Part of the manipulation is to get you feeling like you need to do anything to prove your loyalty, so you end up wrapped around their little finger. They treat you like you've done something wrong so much so that you start to internalise it and feel constantly guilty over nothing. This makes it easier for them to treat you like shit, and for you to feel like you deserve it.

There is nothing, NOTHING, you can do to prove yourself to him. He's never going to let this go and trust that you're faithful. His controlling behaviour will only get worse, and it will chip away at your self worth and self esteem. I know it's not easy, but the best thing for you to do for yourself is to end it.

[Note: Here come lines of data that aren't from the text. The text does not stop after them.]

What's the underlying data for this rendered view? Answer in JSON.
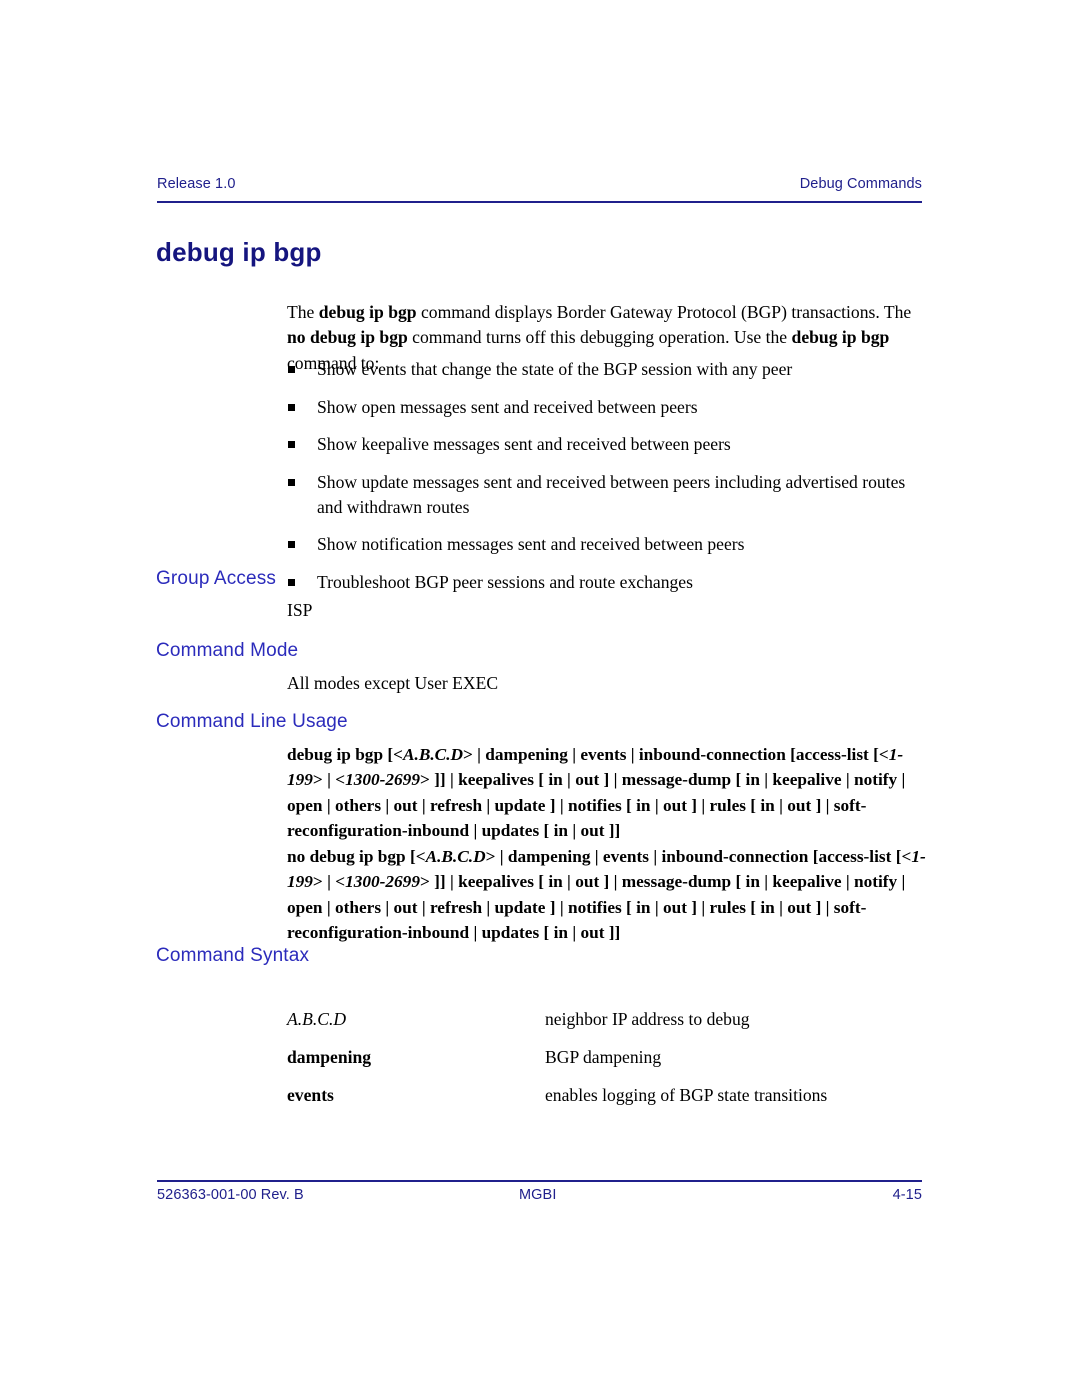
{
  "header": {
    "left": "Release 1.0",
    "right": "Debug Commands"
  },
  "title": "debug ip bgp",
  "intro": {
    "part1": "The ",
    "bold1": "debug ip bgp",
    "part2": " command displays Border Gateway Protocol (BGP) transactions. The ",
    "bold2": "no debug ip bgp",
    "part3": " command turns off this debugging operation. Use the ",
    "bold3": "debug ip bgp",
    "part4": " command to:"
  },
  "bullets": [
    "Show events that change the state of the BGP session with any peer",
    "Show open messages sent and received between peers",
    "Show keepalive messages sent and received between peers",
    "Show update messages sent and received between peers including advertised routes and withdrawn routes",
    "Show notification messages sent and received between peers",
    "Troubleshoot BGP peer sessions and route exchanges"
  ],
  "sections": {
    "group_access": {
      "heading": "Group Access",
      "body": "ISP"
    },
    "command_mode": {
      "heading": "Command Mode",
      "body": "All modes except User EXEC"
    },
    "command_line_usage": {
      "heading": "Command Line Usage",
      "debug": {
        "seg1": "debug ip bgp [<",
        "var1": "A.B.C.D",
        "seg2": "> | dampening | events |  inbound-connection [access-list [<",
        "var2": "1-199",
        "seg3": "> | <",
        "var3": "1300-2699",
        "seg4": "> ]] | keepalives [ in | out ] | message-dump [ in | keepalive | notify | open | others | out | refresh | update ] | notifies [ in | out ] | rules [ in | out ] | soft-reconfiguration-inbound | updates [ in | out ]]"
      },
      "nodebug": {
        "seg1": "no debug ip bgp [<",
        "var1": "A.B.C.D",
        "seg2": "> | dampening | events |  inbound-connection [access-list [<",
        "var2": "1-199",
        "seg3": "> | <",
        "var3": "1300-2699",
        "seg4": "> ]] | keepalives [ in | out ] | message-dump [ in | keepalive | notify | open | others | out | refresh | update ] | notifies [ in | out ] | rules [ in | out ]  | soft-reconfiguration-inbound | updates [ in | out ]]"
      }
    },
    "command_syntax": {
      "heading": "Command Syntax",
      "rows": [
        {
          "term": "A.B.C.D",
          "style": "italic",
          "desc": "neighbor IP address to debug"
        },
        {
          "term": "dampening",
          "style": "bold",
          "desc": "BGP dampening"
        },
        {
          "term": "events",
          "style": "bold",
          "desc": "enables logging of BGP state transitions"
        }
      ]
    }
  },
  "footer": {
    "left": "526363-001-00 Rev. B",
    "center": "MGBI",
    "right": "4-15"
  }
}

Mrsknowitall · 18/05/2024 10:25

he is lying to you, if you are going to stay with him you need to say to him, either show me the message or shut the fuck up and leave me alone, until I see the message I won’t believe that one was sent.
I had an ex once that used to try and play with my mind like this and I would be questioning things for weeks/months, even now I still think about it and think was he telling the truth and we are 24 years down the line

NowThatYoureGone · 18/05/2024 10:40

I have experience of this.
The gaslighting turned into violence. I have hearing loss because of him.
I hadn't done any of the things he accused me of either. But at one point I actually believed I had....
My mental health was fucked. I'd find myself crying, not knowing I was doing it.
Please don't be me.
Love yourself first 🌺

Noseybookworm · 18/05/2024 12:28

Nl88 · 17/05/2024 21:25

@Hadjab i never ever found out what it was the last time I just found myself reassuring him and sort of fighting my way back in to his good books like I had to prove myself somehow. I just can’t understand why he would make it up but also can’t understand why he wouldn’t just give me all the information and show me if he had something.

Well there's your first mistake! Why were you fighting to get back into his good books when you'd done nothing wrong? He obviously enjoys making you grovel and fawn over him in your attempts to win him over. This nasty fucker is playing mind games with you. Call his bluff, tell him to show you evidence or you are just not going to believe him. Then carry on as normal and refuse to get drawn into any discussions about it. Tell him if he doesn't like it he can fuck off. He sounds like an arsehole and you sound like you need to get some backbone and kick him to the kerb!